Tarantula Hawk on Milkweed

Critique Style Requested: Standard

The photographer is looking for generalized feedback about the aesthetic and technical qualities of their image.

Description

Not the target species, but close. Tarantula hawks are incredibly strong as they will tackle huge adult tarantulas, sting them to paralyze, lay an egg in a still living spider, which will hatch, then the larvae will eat on their host until they are ready to pupate and eventually metamorphize into an adult. I have seen a tarantula hawk drag a spider, that was at least twice to three times as large, across a thirty foot wide paved roadway, dig a hole in a hillside, and then bury the spider after laying an egg. As most bees and wasps, they are nectar feeders and in the desert are really attracted to milkweed plants. Their sting is said to be a bout four times stronger than a honeybee, as a reference point, and I know that to be true.

Specific Feedback

I cloned out a small intruding OOF milkweed blossom in the LLC. I also lifted the shadows in the wasp which brought out a lot of the blue in the body.

Technical Details

Canon 5D Miii, f8, 1/8000 sec, iso 640, -1 exp bias, 100-400/1.4TC, at 560 mm.

2 Likes

Great story, and I’m so glad we don’t have these (nor tarantulas). I see you kept a respectful distance, Ed, as once bitten… A diffused flash might have brought out more insect detail in the second shot; to my eye even the yellows there could be a bit brighter, but I don’t want you to get closer and bitten again! Gorgeous contrasting colors in the insect in shot 1, especially the sheen on its body.

Thank you @Mike_Friel. I think the second shot was getting late in the day. A diffused flash would have been helpful. Thanks for the tip.

1 Like

Very nice images, Ed. I agree with Mike that the first is the better of the two, but I like the side-on look in the second. I know lots of macro folks that run around with the flash permanently attached.
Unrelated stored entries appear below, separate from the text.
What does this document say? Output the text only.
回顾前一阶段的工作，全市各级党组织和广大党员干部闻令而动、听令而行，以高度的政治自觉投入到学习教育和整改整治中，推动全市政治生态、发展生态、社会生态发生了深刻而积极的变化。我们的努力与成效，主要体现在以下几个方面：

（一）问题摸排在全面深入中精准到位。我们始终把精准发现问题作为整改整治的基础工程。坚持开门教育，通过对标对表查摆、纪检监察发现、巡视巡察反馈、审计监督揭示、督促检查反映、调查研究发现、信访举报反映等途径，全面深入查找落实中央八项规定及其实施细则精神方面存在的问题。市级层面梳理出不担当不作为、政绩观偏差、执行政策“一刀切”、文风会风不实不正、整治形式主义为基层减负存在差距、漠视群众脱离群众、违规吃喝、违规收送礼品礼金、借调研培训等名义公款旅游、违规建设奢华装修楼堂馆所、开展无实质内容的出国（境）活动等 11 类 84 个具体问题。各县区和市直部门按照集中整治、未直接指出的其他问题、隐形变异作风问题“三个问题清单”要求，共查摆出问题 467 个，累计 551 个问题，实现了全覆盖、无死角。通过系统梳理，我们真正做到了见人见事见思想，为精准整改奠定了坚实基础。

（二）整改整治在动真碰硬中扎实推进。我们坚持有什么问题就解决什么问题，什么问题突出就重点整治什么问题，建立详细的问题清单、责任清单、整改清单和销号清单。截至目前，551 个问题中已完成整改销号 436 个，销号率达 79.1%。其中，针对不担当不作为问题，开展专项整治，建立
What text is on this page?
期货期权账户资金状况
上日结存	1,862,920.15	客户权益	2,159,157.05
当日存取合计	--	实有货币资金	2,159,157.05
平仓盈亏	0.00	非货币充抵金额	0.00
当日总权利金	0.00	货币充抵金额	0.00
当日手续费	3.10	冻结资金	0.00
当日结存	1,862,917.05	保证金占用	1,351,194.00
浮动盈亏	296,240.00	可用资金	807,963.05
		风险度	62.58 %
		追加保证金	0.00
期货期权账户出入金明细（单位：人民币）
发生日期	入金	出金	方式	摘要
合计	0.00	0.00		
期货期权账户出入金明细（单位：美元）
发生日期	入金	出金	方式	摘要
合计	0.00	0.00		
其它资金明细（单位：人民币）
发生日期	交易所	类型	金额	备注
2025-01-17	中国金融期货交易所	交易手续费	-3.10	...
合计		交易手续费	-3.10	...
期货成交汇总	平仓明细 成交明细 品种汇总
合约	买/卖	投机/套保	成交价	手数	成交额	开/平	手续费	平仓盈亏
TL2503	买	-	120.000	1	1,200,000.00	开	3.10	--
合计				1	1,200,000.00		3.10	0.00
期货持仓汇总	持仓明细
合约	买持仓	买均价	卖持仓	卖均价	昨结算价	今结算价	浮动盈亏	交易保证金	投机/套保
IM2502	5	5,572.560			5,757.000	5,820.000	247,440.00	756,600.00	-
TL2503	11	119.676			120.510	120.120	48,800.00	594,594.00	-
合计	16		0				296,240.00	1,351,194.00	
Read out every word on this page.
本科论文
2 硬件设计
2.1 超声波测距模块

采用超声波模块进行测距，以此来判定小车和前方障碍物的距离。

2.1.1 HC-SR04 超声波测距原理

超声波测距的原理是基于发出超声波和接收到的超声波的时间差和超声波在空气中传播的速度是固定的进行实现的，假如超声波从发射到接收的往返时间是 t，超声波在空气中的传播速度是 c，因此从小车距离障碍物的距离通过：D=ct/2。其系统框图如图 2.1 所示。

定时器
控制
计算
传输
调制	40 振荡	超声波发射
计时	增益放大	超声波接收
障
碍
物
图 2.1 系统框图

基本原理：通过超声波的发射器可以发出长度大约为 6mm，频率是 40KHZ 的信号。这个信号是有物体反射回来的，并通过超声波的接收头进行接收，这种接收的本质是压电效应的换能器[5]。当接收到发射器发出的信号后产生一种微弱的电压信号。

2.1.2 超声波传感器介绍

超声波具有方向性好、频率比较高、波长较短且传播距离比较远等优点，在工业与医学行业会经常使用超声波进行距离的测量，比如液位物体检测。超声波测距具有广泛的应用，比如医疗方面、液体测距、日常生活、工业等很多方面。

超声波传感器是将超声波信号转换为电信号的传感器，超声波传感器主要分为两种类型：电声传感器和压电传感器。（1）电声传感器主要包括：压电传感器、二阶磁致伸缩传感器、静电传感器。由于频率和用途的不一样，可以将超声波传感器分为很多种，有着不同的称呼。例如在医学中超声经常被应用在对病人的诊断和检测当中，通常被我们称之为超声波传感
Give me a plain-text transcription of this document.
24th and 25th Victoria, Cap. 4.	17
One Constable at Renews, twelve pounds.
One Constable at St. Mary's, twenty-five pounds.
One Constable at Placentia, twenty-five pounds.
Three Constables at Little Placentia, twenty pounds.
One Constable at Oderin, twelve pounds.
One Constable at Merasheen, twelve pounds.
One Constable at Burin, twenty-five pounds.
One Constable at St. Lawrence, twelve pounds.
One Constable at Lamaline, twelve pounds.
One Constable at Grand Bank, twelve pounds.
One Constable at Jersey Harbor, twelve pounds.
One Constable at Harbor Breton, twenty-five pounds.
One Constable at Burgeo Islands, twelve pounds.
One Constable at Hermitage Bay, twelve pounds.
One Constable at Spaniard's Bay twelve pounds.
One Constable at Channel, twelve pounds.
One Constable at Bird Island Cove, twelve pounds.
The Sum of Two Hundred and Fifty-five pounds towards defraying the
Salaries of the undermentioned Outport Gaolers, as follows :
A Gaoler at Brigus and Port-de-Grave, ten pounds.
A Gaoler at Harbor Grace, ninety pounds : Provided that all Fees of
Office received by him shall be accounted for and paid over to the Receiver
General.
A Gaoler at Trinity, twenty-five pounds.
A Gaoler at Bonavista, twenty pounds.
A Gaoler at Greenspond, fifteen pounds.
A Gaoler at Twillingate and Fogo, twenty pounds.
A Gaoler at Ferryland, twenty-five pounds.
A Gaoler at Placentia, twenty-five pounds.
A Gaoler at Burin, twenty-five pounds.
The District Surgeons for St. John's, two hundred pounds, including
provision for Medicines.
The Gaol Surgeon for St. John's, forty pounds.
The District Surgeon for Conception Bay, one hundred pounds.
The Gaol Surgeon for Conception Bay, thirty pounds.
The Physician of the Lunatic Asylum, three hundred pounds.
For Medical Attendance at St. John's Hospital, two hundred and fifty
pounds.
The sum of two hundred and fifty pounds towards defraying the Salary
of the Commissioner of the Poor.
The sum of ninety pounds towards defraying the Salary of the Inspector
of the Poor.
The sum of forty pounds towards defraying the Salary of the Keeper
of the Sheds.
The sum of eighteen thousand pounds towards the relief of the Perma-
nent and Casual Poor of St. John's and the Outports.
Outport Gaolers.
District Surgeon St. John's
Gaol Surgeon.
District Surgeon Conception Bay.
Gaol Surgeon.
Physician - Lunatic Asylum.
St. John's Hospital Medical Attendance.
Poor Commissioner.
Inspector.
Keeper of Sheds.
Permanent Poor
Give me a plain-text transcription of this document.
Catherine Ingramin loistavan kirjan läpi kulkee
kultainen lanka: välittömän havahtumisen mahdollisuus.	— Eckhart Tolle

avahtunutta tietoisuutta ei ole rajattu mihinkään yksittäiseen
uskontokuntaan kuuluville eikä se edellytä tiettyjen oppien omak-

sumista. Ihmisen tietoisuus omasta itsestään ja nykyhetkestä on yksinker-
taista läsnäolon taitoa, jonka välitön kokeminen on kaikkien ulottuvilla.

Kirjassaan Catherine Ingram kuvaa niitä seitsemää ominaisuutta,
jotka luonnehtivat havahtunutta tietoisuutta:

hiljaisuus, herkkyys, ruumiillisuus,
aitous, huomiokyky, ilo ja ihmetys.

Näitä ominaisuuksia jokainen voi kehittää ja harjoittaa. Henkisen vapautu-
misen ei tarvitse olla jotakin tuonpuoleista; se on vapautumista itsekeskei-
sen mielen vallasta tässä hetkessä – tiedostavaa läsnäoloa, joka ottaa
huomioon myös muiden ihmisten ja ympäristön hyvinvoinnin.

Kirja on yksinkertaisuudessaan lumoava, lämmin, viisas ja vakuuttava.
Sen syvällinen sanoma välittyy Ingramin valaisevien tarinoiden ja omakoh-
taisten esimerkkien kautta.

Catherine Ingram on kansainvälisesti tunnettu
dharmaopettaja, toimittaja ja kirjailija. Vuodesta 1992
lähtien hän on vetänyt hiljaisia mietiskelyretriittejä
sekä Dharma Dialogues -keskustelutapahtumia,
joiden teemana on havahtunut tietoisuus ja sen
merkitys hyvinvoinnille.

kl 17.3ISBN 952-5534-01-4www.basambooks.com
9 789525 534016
Ed: Good results on both shots. My general MO with wasps is to kill them before they get after our caterpillars. This guy is a worthy subject and although I hate the darn things they can make for compelling images. Well done. >=))>

Thank you @Dennis_Plank and @Bill_Fach. I have a picture my son took with my finger trying to pet one of these like a fool . . . they’re actually not too aggressive, just move on usually, unless you put them in a net and try to get them into a jar. They don’[t take kindly to confinement.

This is supposed to be the second most painful sting of any insect, second to the bullet ant in S. America. Though docile, you probably don’t want to be poking it. Instead watch someone else do it.: https://www.youtube.com/watch?v=MnExgQ81fhU .

Thank you @Guy_Manning. Interesting video. I’ve not found them to hurt quite as bad as Coyote depicts them in the video, and they’re not that different from a velvet ant sting in m y experience. Of course, I may not have received the full blessing when they got me. . .

@Ed_Williams
Or, I suppose he could have been hamming for the camera. The chollos was a bit suspicious.